Why did she do that? Why was she constantly thinking things of science as of magic?
Her whole life was a puzzle, and there seemed to be no solution. How had she gotten into the Liano’s front yard? Why had her dress, though very badly torn, as was her skin, been silk? Why had she spent four weeks in a coma that didn’t really affect her, other than a slight weakness? Somehow she knew the memory blank was due to something else. Why did she have that memory blank?
The toaster suddenly popped behind her, jolting her out of her dismal thoughts. She plopped the toast onto a plate, then scraped some butter onto them and squirted some lemon on top of that. She didn’t know why she liked sour stuff so much, but she personally found sweet stuff unbearable.
When she finished, she could still hear a scratching sound. At first she ignored it and took a big bite out of her toast, but as it grew louder, she had to investigate.
It was coming from the living room, so there she went. When she got there, her jaw fell to the floor in astonishment—and horror. A large crack had appeared on one wall, and was rapidly becoming larger. When it reached the ceiling and floor, the two sections of the wall began moving apart, revealing an enormous chamber that should have been impossible, as it was an outside wall.
Without thinking, she began walking towards it. Before she knew it, she was in it. Suddenly, the grating sound stopped. Then it started again. This time the walls were moving in the opposite direction. They were closing! She tried to run out, but it was closing much faster than it had opened, and her limbs seemed to be stuck in some sort of jelly.

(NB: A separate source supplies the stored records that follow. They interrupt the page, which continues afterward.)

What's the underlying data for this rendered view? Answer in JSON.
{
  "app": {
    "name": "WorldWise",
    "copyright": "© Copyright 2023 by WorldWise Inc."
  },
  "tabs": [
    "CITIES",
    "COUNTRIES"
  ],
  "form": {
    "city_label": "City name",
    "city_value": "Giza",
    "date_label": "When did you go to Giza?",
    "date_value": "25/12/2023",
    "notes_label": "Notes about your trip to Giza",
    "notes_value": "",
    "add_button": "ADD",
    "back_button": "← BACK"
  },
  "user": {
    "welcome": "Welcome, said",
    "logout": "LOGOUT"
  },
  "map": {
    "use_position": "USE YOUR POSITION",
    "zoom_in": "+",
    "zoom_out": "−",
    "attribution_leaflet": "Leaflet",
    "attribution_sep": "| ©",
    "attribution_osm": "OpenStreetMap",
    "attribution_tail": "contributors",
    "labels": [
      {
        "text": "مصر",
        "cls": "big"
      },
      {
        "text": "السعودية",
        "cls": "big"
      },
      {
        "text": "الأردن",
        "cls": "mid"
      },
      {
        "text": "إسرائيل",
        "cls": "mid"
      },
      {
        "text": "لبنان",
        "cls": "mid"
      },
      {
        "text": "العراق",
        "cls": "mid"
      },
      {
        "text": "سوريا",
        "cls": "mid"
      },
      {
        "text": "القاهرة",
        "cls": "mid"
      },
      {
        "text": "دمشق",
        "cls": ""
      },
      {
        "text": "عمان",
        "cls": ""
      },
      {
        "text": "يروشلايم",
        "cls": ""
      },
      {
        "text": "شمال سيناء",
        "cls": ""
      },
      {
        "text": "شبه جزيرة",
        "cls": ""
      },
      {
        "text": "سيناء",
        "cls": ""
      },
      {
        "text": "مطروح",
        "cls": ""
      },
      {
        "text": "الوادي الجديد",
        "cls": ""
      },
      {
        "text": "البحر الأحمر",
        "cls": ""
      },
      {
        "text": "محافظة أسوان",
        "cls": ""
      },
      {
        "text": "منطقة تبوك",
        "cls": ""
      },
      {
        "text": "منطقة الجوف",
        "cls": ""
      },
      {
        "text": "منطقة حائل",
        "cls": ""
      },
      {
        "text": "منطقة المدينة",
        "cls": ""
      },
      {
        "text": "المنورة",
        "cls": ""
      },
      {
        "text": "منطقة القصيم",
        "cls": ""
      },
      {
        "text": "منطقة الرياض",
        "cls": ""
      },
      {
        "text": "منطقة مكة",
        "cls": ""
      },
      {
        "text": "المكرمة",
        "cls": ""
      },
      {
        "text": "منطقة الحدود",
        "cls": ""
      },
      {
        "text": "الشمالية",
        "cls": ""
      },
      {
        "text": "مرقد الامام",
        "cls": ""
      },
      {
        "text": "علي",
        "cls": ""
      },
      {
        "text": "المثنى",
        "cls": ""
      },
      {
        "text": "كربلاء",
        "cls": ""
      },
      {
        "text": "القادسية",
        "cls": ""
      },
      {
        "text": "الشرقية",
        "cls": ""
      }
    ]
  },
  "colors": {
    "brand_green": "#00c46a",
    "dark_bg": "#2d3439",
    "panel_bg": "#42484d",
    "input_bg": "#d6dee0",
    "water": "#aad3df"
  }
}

Soon, she was trapped in total darkness.
Okay, she could admit it. Walking into a room like this one was stupid. Why had she done it? She walked towards the other wall, away from the wall through which she had entered, trying to get a feel for the prison in which she had found herself in. It seemed to take forever before her outstretched fingertips touched something solid. This seemed to be a big room, and—this was funny, the wall seemed to be a solid stone surface, rough and unhewn.
This was getting weird, almost like her dreams. But it wasn’t a dream. Her name was Collie. She was never Collie when dreaming. No. There had to be some other, weirder reason for this. She glanced around, and saw a distant flicker of a light, which she hadn’t seen before.
Slowly, she began walking towards this. More carefully this time, unsure of what she might find. Eventually she got to the unsteady flicker that was a sorry excuse for a lamp. All she could see with it was the black frame of the lamp, a key on a ribbon hanging from a hook in the wall, and a doorknob.
She tried the door, it was locked. Then she realized that the key must go with it. So, once locating the place to do so, she inserted the key, turned it, and turned the doorknob. This time it turned easily, and the door swung effortlessly away from her. The scene that met her eyes could never have been prepared for.
On one side of her was a rushing sheet of water, a waterfall, which threw rainbows onto the rock cliff on her other side. Her feet were on solid enough ground, but a lovely lake surrounded her. If it hadn’t of been for a series of stepping stones to the shore, she would have been stranded.
Beyond the lake, well flowered grass stretched for a ways, then was replaced by a forest. Not a thick, foreboding forest, but a pleasant wood, full of singing birds and such. Above her stretched a clear blue sky. The sun was rather low in one horizon.
She removed the key from the keyhole, intending to put it back on its hook, but the door suddenly swung shut. She examined the cliff and didn’t even see a crack to show where the door had been. She shrugged and put the ribbon around her neck instead.
She began to pick her way across the rocks, towards the shore. Suddenly, she heard someone call her name, “Collie!” and she lost her balance and fell in.